If you’ve never seen the moon’s full glow and the stars bold shining from the Virginia front yard. If you’ve never dipped into the muddy cold waters of the Pigg River or seen the sun sinking low from the meadow’s perfect vantage point.
This particular farm is about six miles from the dairy farm where my three brothers and I grew up. Country neighbors.
(That’s the willow tree in our front yard after which Piper earned one of her many middle names. A gift to my mother from me, twenty-six years ago in August, as I was leaving home for college, freshman year.)
The other farm, the one we visit every summer (and times in between), is the farm of my framily. There are two houses at this farm. And they’re both all kinds of special to me for a myriad of reasons.
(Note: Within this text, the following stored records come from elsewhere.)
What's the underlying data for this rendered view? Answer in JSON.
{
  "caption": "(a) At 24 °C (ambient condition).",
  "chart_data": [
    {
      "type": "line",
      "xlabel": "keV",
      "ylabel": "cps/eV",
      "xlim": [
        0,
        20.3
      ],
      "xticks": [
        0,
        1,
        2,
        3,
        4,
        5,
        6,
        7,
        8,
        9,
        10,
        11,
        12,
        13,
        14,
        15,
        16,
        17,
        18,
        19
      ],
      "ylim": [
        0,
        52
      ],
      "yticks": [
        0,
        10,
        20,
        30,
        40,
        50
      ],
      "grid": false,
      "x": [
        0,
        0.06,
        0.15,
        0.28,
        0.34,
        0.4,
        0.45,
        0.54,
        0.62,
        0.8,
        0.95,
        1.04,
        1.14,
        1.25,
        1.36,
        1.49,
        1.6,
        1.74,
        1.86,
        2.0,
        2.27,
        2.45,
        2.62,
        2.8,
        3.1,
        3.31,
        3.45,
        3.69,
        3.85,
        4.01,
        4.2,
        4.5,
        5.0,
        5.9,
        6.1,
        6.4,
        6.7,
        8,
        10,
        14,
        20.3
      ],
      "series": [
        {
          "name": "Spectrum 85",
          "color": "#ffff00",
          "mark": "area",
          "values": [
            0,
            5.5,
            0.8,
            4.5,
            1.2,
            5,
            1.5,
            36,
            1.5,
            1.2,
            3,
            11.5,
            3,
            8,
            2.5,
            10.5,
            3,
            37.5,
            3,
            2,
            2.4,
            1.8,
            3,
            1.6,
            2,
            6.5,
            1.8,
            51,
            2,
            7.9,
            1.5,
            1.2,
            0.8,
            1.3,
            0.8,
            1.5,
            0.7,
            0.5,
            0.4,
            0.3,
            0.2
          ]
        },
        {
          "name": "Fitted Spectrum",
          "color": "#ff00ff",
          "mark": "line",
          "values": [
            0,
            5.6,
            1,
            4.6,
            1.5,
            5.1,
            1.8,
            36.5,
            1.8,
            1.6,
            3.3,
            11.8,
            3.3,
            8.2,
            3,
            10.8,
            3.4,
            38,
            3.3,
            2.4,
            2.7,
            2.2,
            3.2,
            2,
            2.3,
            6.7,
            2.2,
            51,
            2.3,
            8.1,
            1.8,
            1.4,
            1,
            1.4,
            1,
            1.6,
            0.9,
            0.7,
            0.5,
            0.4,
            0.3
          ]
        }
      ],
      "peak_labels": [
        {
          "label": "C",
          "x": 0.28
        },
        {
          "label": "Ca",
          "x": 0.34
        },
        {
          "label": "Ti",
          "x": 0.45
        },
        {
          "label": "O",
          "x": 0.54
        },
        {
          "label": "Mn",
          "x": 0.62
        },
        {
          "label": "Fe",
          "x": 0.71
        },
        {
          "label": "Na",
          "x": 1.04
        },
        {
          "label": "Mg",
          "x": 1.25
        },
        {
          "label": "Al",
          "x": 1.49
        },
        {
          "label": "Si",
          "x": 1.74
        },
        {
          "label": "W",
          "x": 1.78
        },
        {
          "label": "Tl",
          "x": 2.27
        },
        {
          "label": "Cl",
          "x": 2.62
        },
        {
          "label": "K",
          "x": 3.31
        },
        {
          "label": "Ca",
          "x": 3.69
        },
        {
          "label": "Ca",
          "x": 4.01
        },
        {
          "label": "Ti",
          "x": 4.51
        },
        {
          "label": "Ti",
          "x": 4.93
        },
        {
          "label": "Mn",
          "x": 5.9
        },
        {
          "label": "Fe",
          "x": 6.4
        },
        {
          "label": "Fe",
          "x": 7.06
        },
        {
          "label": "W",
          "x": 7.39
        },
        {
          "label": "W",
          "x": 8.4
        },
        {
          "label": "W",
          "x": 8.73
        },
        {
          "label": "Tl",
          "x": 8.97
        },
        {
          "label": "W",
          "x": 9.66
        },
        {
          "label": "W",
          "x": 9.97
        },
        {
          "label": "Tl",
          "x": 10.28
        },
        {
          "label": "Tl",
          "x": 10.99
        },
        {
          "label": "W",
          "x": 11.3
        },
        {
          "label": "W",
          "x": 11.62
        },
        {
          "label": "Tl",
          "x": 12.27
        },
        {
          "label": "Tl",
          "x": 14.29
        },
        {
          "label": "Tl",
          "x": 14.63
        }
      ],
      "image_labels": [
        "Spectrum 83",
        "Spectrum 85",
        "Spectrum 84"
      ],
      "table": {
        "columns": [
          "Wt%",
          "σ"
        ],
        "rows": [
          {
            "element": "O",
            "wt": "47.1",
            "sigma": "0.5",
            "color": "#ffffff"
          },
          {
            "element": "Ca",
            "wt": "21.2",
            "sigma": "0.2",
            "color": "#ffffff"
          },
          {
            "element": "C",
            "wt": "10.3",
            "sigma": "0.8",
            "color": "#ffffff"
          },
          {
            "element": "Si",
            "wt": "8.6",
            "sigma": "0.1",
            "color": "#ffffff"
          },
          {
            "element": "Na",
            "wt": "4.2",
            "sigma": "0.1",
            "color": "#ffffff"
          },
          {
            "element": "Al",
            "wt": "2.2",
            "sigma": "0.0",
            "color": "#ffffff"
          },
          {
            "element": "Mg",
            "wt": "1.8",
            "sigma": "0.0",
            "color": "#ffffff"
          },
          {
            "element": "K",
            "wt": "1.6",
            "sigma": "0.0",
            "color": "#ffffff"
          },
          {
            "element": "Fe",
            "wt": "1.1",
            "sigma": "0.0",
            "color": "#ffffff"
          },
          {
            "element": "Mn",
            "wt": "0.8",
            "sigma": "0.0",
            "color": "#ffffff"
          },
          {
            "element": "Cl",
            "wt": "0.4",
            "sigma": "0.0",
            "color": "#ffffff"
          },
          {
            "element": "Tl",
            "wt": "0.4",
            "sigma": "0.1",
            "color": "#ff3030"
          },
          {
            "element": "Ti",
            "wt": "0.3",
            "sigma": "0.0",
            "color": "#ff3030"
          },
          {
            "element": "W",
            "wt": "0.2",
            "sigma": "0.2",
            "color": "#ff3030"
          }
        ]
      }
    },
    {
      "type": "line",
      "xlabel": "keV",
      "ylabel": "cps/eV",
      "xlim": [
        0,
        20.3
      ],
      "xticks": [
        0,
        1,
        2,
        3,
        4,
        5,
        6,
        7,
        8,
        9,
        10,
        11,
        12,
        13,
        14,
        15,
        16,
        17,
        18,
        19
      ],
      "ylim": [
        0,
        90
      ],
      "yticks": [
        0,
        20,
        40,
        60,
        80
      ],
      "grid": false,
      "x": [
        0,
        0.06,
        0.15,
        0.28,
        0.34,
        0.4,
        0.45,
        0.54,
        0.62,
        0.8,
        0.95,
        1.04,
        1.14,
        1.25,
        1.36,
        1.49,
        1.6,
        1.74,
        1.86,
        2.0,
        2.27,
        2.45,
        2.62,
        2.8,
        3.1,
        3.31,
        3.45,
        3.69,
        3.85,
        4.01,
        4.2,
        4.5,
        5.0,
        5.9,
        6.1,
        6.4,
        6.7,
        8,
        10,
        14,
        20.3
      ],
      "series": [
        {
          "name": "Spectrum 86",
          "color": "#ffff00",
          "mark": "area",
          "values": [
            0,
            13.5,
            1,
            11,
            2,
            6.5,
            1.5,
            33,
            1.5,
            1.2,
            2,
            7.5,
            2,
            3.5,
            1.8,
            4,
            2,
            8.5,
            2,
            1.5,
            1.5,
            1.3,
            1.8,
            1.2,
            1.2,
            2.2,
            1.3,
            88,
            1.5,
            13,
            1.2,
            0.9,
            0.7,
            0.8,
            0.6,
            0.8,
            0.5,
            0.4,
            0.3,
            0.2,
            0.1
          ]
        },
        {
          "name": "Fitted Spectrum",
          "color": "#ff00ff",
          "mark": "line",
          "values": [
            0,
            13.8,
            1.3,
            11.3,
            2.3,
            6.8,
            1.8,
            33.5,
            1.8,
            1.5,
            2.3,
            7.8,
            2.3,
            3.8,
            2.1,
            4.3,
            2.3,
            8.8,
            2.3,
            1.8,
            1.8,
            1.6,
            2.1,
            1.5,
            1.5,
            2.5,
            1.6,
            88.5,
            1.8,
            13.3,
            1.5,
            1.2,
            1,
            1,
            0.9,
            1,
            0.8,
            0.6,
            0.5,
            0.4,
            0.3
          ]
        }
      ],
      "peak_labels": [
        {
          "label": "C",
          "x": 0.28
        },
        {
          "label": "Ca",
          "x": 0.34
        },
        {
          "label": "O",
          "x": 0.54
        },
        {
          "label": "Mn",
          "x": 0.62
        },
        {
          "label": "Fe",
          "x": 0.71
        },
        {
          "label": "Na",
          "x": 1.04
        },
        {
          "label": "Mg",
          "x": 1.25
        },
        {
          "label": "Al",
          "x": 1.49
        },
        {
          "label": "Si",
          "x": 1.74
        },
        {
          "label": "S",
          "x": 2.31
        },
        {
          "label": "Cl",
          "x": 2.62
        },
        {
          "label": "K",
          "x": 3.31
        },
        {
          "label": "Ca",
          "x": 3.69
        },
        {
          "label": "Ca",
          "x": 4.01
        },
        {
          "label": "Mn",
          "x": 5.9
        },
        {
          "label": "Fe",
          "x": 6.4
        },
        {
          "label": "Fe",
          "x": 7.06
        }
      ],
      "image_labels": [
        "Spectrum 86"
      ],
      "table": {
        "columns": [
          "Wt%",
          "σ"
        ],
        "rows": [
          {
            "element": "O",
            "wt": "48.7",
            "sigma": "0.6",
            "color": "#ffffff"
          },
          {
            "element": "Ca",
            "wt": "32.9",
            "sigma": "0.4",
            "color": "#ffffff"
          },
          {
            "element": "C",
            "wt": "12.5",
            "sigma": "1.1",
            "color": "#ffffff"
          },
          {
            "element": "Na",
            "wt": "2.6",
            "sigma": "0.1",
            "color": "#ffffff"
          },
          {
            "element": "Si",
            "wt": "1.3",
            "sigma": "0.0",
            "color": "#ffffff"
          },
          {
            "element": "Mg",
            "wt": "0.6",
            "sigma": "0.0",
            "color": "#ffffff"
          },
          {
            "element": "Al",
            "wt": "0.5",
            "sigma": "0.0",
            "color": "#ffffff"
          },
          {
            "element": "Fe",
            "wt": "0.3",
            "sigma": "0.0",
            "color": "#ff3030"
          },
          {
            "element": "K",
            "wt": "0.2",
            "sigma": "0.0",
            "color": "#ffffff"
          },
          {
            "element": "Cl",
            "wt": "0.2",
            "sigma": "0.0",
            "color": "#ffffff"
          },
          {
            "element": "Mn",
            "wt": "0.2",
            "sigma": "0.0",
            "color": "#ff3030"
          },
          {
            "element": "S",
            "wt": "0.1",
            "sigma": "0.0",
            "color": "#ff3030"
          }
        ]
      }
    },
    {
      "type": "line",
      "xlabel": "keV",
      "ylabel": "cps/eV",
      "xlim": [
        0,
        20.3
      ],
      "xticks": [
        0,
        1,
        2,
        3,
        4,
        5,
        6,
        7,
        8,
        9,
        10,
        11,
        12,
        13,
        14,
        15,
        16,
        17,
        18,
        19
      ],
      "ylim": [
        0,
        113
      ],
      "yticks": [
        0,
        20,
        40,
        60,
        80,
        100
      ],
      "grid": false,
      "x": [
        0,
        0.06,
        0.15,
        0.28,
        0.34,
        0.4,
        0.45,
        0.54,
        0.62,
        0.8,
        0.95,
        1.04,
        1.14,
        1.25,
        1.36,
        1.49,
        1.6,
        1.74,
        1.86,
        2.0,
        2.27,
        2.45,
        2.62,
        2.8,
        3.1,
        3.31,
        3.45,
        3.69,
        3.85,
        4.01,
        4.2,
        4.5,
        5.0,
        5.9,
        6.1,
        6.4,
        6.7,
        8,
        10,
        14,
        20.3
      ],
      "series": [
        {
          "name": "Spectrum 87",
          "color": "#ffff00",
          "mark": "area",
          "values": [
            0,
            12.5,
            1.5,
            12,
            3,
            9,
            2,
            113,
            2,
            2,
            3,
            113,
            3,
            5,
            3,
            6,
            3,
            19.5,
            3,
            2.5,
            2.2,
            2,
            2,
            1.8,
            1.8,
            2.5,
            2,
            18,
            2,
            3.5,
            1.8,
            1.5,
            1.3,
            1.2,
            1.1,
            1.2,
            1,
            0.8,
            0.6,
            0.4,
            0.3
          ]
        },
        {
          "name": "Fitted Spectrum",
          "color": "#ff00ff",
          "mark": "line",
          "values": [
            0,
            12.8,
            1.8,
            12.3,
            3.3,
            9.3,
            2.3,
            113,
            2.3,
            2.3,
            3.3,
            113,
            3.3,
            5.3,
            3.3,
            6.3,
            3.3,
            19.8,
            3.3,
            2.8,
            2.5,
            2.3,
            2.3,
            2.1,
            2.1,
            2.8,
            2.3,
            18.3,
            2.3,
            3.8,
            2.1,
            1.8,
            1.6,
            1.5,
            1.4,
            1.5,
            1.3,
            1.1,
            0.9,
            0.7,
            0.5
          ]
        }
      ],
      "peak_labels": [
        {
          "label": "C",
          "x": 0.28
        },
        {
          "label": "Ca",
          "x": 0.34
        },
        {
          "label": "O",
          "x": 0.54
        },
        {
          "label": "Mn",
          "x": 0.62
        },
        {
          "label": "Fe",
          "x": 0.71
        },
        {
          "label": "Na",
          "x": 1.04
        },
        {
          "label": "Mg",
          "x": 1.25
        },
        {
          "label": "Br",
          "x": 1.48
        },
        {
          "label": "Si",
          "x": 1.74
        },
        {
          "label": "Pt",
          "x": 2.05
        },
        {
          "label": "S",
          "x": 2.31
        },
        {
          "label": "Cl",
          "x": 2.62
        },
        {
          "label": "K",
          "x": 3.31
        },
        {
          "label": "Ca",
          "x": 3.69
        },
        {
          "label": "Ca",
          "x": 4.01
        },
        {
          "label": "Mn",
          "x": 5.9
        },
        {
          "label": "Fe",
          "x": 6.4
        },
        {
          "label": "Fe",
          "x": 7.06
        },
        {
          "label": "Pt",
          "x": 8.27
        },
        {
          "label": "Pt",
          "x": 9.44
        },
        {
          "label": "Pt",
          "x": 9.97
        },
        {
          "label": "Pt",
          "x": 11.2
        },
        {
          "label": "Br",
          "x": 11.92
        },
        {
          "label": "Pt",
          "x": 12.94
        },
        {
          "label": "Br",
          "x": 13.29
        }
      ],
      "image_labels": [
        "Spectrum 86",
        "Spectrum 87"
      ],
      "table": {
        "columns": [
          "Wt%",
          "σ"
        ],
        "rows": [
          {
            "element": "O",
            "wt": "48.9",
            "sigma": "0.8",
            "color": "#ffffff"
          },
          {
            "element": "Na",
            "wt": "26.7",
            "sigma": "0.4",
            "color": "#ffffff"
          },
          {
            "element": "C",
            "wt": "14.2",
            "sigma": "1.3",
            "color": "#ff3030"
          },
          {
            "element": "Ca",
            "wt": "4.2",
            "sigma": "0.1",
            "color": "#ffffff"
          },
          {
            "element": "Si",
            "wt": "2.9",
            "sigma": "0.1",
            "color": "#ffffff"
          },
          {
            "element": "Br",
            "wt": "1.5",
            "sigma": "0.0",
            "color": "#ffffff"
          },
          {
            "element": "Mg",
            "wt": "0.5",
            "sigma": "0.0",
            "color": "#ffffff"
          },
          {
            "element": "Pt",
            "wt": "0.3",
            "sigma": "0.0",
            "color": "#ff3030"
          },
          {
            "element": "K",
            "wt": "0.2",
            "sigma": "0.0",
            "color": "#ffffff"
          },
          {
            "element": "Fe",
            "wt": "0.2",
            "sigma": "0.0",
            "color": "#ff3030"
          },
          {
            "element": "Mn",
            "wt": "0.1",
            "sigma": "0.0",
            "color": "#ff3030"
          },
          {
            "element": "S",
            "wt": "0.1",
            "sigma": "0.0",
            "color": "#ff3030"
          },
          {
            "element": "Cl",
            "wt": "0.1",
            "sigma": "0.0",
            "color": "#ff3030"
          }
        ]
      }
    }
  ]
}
This family (who would become my framily) I met through babysitting. Met them before there were even five children. I was in high school. I started babysitting at their farm before I could even legally drive from one farm to the other. (Unless I was in the farm truck and I called it “farm business” because back then (and maybe now, who knows) you could drive unlicensed vehicles and unlicensed people on farm business. Or so my dad told us kids.) On one such drive from farm to farm, I slid my vehicle right into a giant ditch. Before cell phones I was stuck walking to an acquaintance’s house and using their rotary phone to call my dad. Who offered minimal sympathy and said something like, “You’ll have to wait until I finish plowing this field/milking this cow/planting this corn because I’m not stopping to get you right now.”
Eventually I would live in both of the farm houses at some point in my story. And before actually residing in either, I might as well have lived in both for the long number of hours I logged babysitting at one time or the other every summer from tenth grade until I graduated from college.
For the first nine months or so of marriage, we lived in one farm house, until we saved enough money and headed south to finish school. After a handful of years in North Carolina we trekked it back to the farm to settle down deep for a decade of bringing home babies and kids to the other farm house.
Every single Keigley kid except Otto was first brought home to Gray Mountain Farm. We raised goats – one summer we had about twenty! I started my teaching career there. And left it too. It was a beautiful space to raise babies and make friends and be framily and spread our wings and run wide and walk quiet. It was a good decade in so many ways. (And a hard one too. Jumping from zero children to four children in three years through adoption and birth is a whirlwind of a choice.)
There were concerns for me, that first trip back to the farm after everything shifted. The After in my story’s timeline. Would it be all bitter and no sweet? Would driving down that driveway, driving right into history itself, be too much to bear? Would the wounds sting more in the presence of our tender and unburdened beginnings? What if the ghosts of all that had come before mocked me at every bend in the road?
What a gift, what a breath of lovely and grace and kindness and hope, to discover that the pain wasn’t pain at all. That the ghosts, in fact, did not even exist. The farm has some other life to it, some other sense of rising above and transcending, and even if that sounds too corny to be real, too greeting card, that doesn’t matter to me. Because it’s true. The driveway still makes me feel relief, makes my lungs capacity increase, makes my life feel enough. The good memories dominate. The mountains care for you. Your thoughts and your worries both are safe in the green grass and the blue skies and the big clouds. All the breathing comes slower and steadier.
The farm serves as a metaphor for all sorts of things in my own life, in the lives of my children, in the history of me and my family. Mostly, though, it serves its best purpose of being a safe space. A before and during and after. A throughout.